Preserving Medicare's Success - 43 Years Later
As many Americans have experienced since its enactment, Medicare has been an outstanding success that has brought health care to generations of senior citizens. But the truth is that Medicare has to change to survive, to bring the same benefits to the next generation of seniors that it has already brought to so many. Medicare has to become more efficient-while keeping the qualities that have made it so irreplaceable for millions.
Improving Medicare should involve rewarding coordinated care-meaning that doctors in different specialties or at different hospitals should have incentives to share information on patients, helping them get the best quality of treatment. It's also important that doctors have the right incentives to continue treating patients as they move from private insurance to Medicare. And we need to reduce the wasted Medicare dollars we lose in the form of inaccurate payments and overpayments to private plans.
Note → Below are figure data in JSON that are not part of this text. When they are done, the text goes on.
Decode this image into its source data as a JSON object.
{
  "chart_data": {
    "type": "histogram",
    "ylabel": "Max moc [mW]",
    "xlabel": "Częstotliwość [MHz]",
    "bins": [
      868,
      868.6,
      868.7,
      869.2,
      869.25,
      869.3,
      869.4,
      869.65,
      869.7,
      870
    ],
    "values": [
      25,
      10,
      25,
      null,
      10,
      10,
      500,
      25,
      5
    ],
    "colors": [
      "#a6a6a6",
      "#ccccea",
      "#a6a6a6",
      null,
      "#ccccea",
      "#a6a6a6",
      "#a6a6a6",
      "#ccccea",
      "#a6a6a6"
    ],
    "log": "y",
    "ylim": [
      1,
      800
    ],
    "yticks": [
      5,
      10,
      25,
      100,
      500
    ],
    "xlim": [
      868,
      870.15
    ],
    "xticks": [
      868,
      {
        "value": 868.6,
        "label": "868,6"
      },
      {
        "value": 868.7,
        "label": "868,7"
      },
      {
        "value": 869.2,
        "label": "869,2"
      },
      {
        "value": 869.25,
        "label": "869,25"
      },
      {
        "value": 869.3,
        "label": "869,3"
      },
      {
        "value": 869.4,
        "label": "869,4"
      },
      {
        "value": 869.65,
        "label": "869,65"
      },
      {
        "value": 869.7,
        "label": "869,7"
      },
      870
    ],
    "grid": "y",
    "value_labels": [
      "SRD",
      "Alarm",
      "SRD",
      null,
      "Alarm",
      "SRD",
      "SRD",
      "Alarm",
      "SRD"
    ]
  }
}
Finally, a big Medicare reform seen recently in the news was President Obama's announcement last month of a deal to close the notorious Medicare Part D ‘donut hole.' That hole in coverage has left seniors who have between $2,700 and $6,100 per year in prescription drug expenses without Medicare support-and it has, in the words the President, placed ‘a crushing burden on many older Americans who live on fixed incomes.' But now, as part of the bigger project to reform healthcare, we have a chance to close that hole and relieve that burden.
Moving forward, improving Medicare will be a part of overall efforts to fix what is broken with our health care system while building on what works. If you want to know what health care reform can look like, just remember these four words: choice, affordability, quality, and access.
Patient Choice. Every American deserves his or her choice of insurance plan and doctor-and right now, that's a choice that too many of us lack. But we can expand choice by building on the system of employer-sponsored care that we have right now. President Obama has been very clear: ‘If you like your doctor, you can keep your doctor.'
Affordability. The cost of health care is eating up more of our personal budgets, and our national budget, every year; we must bring it under control. Expanding coverage can widen the insurance pool and bring costs down. But we also need to sponsor research into the best treatments and help doctors share and access medical records from any computer-both steps that will bring down costs.
Quality Care. We believe that the same measures that will bring down costs can also result in better health care for all of us. For instance, electronic records will mean fewer deadly errors, and research on health outcomes will help you and your doctor decide on the most effective courses of treatment.
Access. The 45 million uninsured Americans live sicker and shorter lives-and if that weren't enough reason to act, they often are forced to let chronic problems fester, meaning that we all end up paying to subsidize their care in ERs. We want stronger private and public coverage so that all Americans can afford health care.
Those are the principles that will guide us in our efforts to reform health care so that it works better for more Americans. And our objective is a country in which no one will ever have coverage denied because of pre-existing conditions or because of companies that put profits ahead of people; a country in which no one will ever have to make a life or job decision out of fear of losing medical coverage; a country in which no one will ever again suffer financial disaster because they had the bad luck to get sick.
We know what the doubters and critics will say. They'll say that it can never be done-or that this isn't the time. But that is exactly what they said about Medicare. They were wrong then-and they are wrong now.